Le chef de la diplomatie iranienne, Hossein Amir-Abdollahian, s’est rendu en visite officielle à Pékin ce 6 mai 2026, alors que la région du Golfe reste sous haute tension après une série d’affrontements militaires ces dernières semaines. Selon BMF - International, cette visite s’inscrit dans un contexte où Téhéran multiplie les initiatives diplomatiques pour tenter de désamorcer la crise ouverte avec Washington et ses alliés régionaux.
Ce qu'il faut retenir
- Hossein Amir-Abdollahian, ministre iranien des Affaires étrangères, est en visite à Pékin ce 6 mai 2026.
- Cette rencontre intervient après des tensions accrues entre l’Iran, les États-Unis et Israël, notamment autour des frappes récentes sur les sites nucléaires iraniens.
- Donald Trump a confirmé vouloir armer l’opposition iranienne, tout en affirmant entretenir une « très bonne relation » avec le président chinois Xi Jinping.
- L’Iran dément catégoriquement toute responsabilité dans les attaques récentes contre les Émirats arabes unis, attribuées par Washington à Téhéran.
- La phase offensive de l’opération « Epic Fury » menée par Israël contre l’Iran est considérée comme « terminée » par le sénateur américain Marco Rubio.
Une visite diplomatique dans un contexte de crise régionale
L’arrivée d’Amir-Abdollahian en Chine intervient alors que les tensions entre l’Iran et ses adversaires régionaux atteignent un niveau inédit depuis des années.

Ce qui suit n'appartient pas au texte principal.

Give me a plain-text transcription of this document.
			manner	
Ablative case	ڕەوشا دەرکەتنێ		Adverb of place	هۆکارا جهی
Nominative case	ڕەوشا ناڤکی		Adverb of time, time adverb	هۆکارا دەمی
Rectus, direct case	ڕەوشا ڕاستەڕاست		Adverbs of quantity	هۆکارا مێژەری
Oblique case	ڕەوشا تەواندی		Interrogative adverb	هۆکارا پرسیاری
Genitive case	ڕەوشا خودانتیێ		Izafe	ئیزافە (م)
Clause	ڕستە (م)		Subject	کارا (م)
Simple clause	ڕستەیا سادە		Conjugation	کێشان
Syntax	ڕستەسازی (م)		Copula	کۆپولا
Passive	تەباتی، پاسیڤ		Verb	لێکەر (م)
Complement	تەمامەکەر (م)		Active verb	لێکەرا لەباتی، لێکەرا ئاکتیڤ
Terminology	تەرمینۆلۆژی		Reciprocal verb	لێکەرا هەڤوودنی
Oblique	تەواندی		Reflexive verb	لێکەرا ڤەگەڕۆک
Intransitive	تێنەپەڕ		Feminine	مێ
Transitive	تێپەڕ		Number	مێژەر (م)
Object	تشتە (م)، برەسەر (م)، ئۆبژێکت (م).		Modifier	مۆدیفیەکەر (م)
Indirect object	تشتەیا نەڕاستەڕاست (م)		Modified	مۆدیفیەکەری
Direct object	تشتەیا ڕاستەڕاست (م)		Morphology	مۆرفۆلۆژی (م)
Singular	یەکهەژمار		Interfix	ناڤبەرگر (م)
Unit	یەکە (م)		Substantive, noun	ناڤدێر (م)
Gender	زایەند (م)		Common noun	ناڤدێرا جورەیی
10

Selon BMF - International, la visite s’inscrit dans une stratégie plus large de Téhéran pour consolider ses alliances face à la pression militaire américaine et israélienne. Les deux pays devraient aborder la question de l’embargo pétrolier et des sanctions économiques, ainsi que les moyens de stabiliser la situation dans le détroit d’Ormuz, une artère stratégique pour le commerce mondial.

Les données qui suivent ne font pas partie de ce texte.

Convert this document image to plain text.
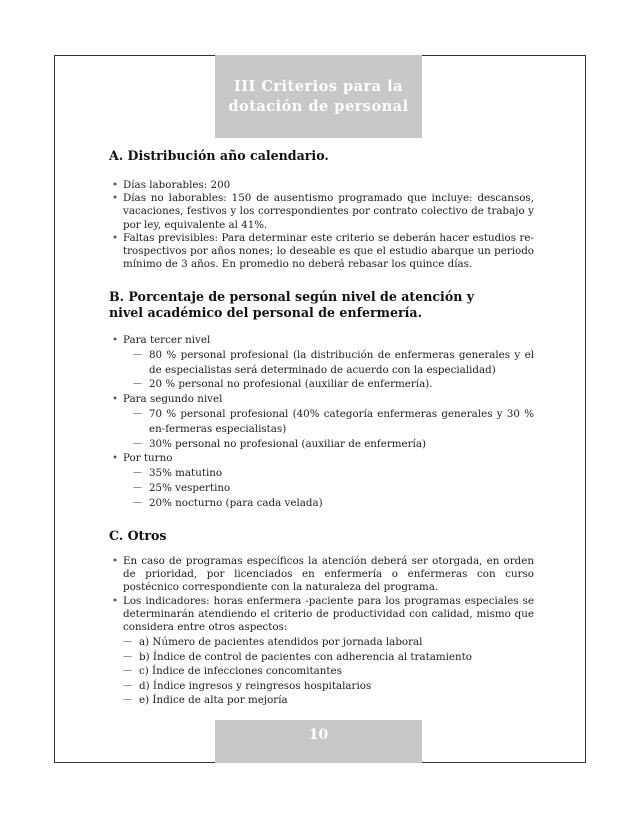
III Criterios para la
dotación de personal
A. Distribución año calendario.
• Días laborables: 200
• Días no laborables: 150 de ausentismo programado que incluye: descansos, vacaciones, festivos y los correspondientes por contrato colectivo de trabajo y por ley, equivalente al 41%.
• Faltas previsibles: Para determinar este criterio se deberán hacer estudios re-trospectivos por años nones; lo deseable es que el estudio abarque un periodo mínimo de 3 años. En promedio no deberá rebasar los quince días.
B. Porcentaje de personal según nivel de atención y
nivel académico del personal de enfermería.
• Para tercer nivel
— 80 % personal profesional (la distribución de enfermeras generales y el de especialistas será determinado de acuerdo con la especialidad)
— 20 % personal no profesional (auxiliar de enfermería).
• Para segundo nivel
— 70 % personal profesional (40% categoría enfermeras generales y 30 % en-fermeras especialistas)
— 30% personal no profesional (auxiliar de enfermería)
• Por turno
— 35% matutino
— 25% vespertino
— 20% nocturno (para cada velada)
C. Otros
• En caso de programas específicos la atención deberá ser otorgada, en orden de prioridad, por licenciados en enfermería o enfermeras con curso postécnico correspondiente con la naturaleza del programa.
• Los indicadores: horas enfermera -paciente para los programas especiales se determinarán atendiendo el criterio de productividad con calidad, mismo que considera entre otros aspectos:
— a) Número de pacientes atendidos por jornada laboral
— b) Índice de control de pacientes con adherencia al tratamiento
— c) Índice de infecciones concomitantes
— d) Índice ingresos y reingresos hospitalarios
— e) Índice de alta por mejoría
10
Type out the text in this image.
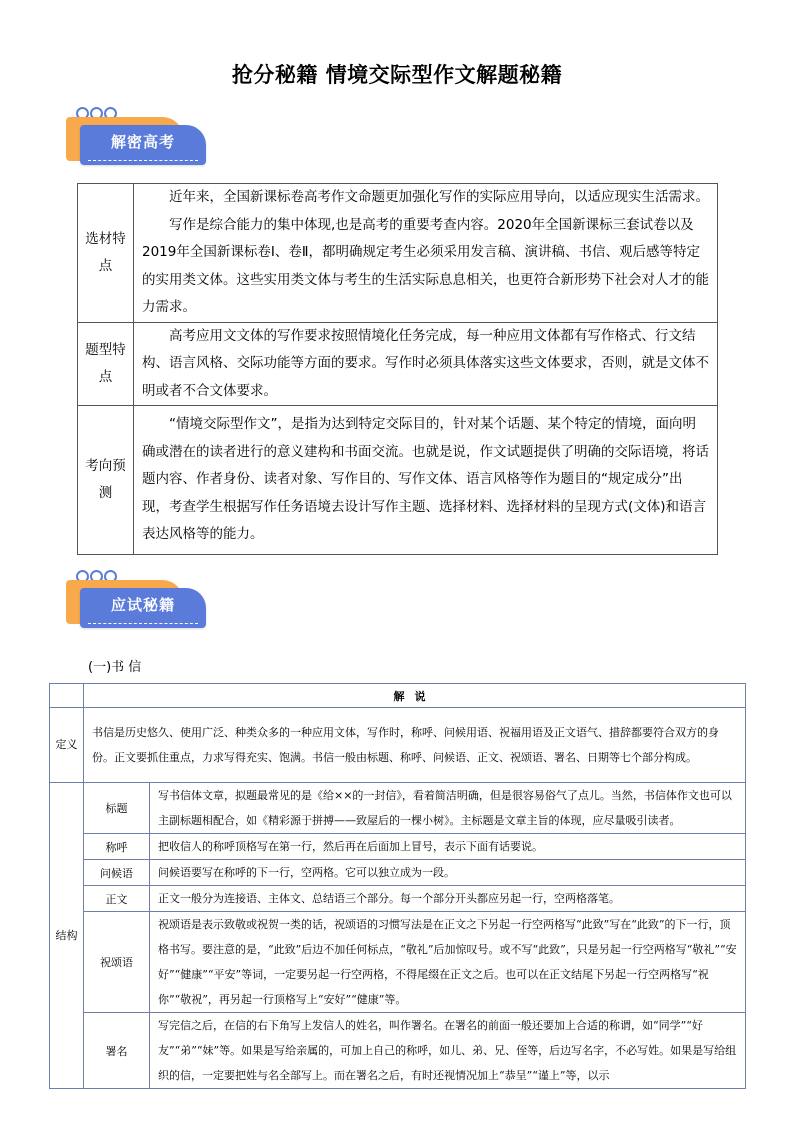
抢分秘籍 情境交际型作文解题秘籍
解密高考
选材特点	近年来，全国新课标卷高考作文命题更加强化写作的实际应用导向，以适应现实生活需求。

写作是综合能力的集中体现,也是高考的重要考查内容。2020年全国新课标三套试卷以及 2019年全国新课标卷Ⅰ、卷Ⅱ，都明确规定考生必须采用发言稿、演讲稿、书信、观后感等特定的实用类文体。这些实用类文体与考生的生活实际息息相关，也更符合新形势下社会对人才的能力需求。

题型特点	高考应用文文体的写作要求按照情境化任务完成，每一种应用文体都有写作格式、行文结构、语言风格、交际功能等方面的要求。写作时必须具体落实这些文体要求，否则，就是文体不明或者不合文体要求。

考向预测	“情境交际型作文”，是指为达到特定交际目的，针对某个话题、某个特定的情境，面向明确或潜在的读者进行的意义建构和书面交流。也就是说，作文试题提供了明确的交际语境，将话题内容、作者身份、读者对象、写作目的、写作文体、语言风格等作为题目的“规定成分”出现，考查学生根据写作任务语境去设计写作主题、选择材料、选择材料的呈现方式(文体)和语言表达风格等的能力。

应试秘籍
(一)书 信
	解说	
定义	书信是历史悠久、使用广泛、种类众多的一种应用文体，写作时，称呼、问候用语、祝福用语及正文语气、措辞都要符合双方的身份。正文要抓住重点，力求写得充实、饱满。书信一般由标题、称呼、问候语、正文、祝颂语、署名、日期等七个部分构成。	
结构	标题	写书信体文章，拟题最常见的是《给××的一封信》，看着简洁明确，但是很容易俗气了点儿。当然，书信体作文也可以主副标题相配合，如《精彩源于拼搏——致屋后的一棵小树》。主标题是文章主旨的体现，应尽量吸引读者。
	称呼	把收信人的称呼顶格写在第一行，然后再在后面加上冒号，表示下面有话要说。
	问候语	问候语要写在称呼的下一行，空两格。它可以独立成为一段。
	正文	正文一般分为连接语、主体文、总结语三个部分。每一个部分开头都应另起一行，空两格落笔。
	祝颂语	祝颂语是表示致敬或祝贺一类的话，祝颂语的习惯写法是在正文之下另起一行空两格写“此致”写在“此致”的下一行，顶格书写。要注意的是，“此致”后边不加任何标点，“敬礼”后加惊叹号。或不写“此致”，只是另起一行空两格写“敬礼”“安好”“健康”“平安”等词，一定要另起一行空两格，不得尾缀在正文之后。也可以在正文结尾下另起一行空两格写“祝你”“敬祝”，再另起一行顶格写上“安好”“健康”等。
	署名	写完信之后，在信的右下角写上发信人的姓名，叫作署名。在署名的前面一般还要加上合适的称谓，如“同学”“好友”“弟”“妹”等。如果是写给亲属的，可加上自己的称呼，如儿、弟、兄、侄等，后边写名字，不必写姓。如果是写给组织的信，一定要把姓与名全部写上。而在署名之后，有时还视情况加上“恭呈”“谨上”等，以示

Parallèlement, Donald Trump a réaffirmé, le 5 mai 2026, son intention de soutenir militairement l’opposition iranienne, tout en maintenant un dialogue avec Pékin. « J’ai une très bonne relation avec le président Xi Jinping », a-t-il déclaré, suggérant une possible coordination entre les deux puissances pour éviter une escalade incontrôlée.
Les États-Unis et Israël accusent l’Iran de nouvelles attaques
Les tensions se sont encore aggravées mardi 5 mai après de nouvelles salves de missiles iraniens visant les Émirats arabes unis, une affirmation démentie avec véhémence par Téhéran. « L’Iran dément catégoriquement » ces accusations, a souligné un porte-parole du ministère iranien des Affaires étrangères, cité par BMF - International. Ces attaques, si elles étaient confirmées, marqueraient une escalade majeure dans le conflit larvé qui oppose l’Iran à une coalition regroupant les États-Unis, Israël et plusieurs pays du Golfe.
Les images satellites publiées par CNN ce 5 mai montrent en revanche des frappes américaines et israéliennes sur plusieurs sites nucléaires iraniens, confirmant une intensification des opérations militaires. Dans ce contexte, l’armée israélienne a indiqué préparer un déploiement massif de ses forces aériennes pour une opération de grande envergure, baptisée « Epic Fury ».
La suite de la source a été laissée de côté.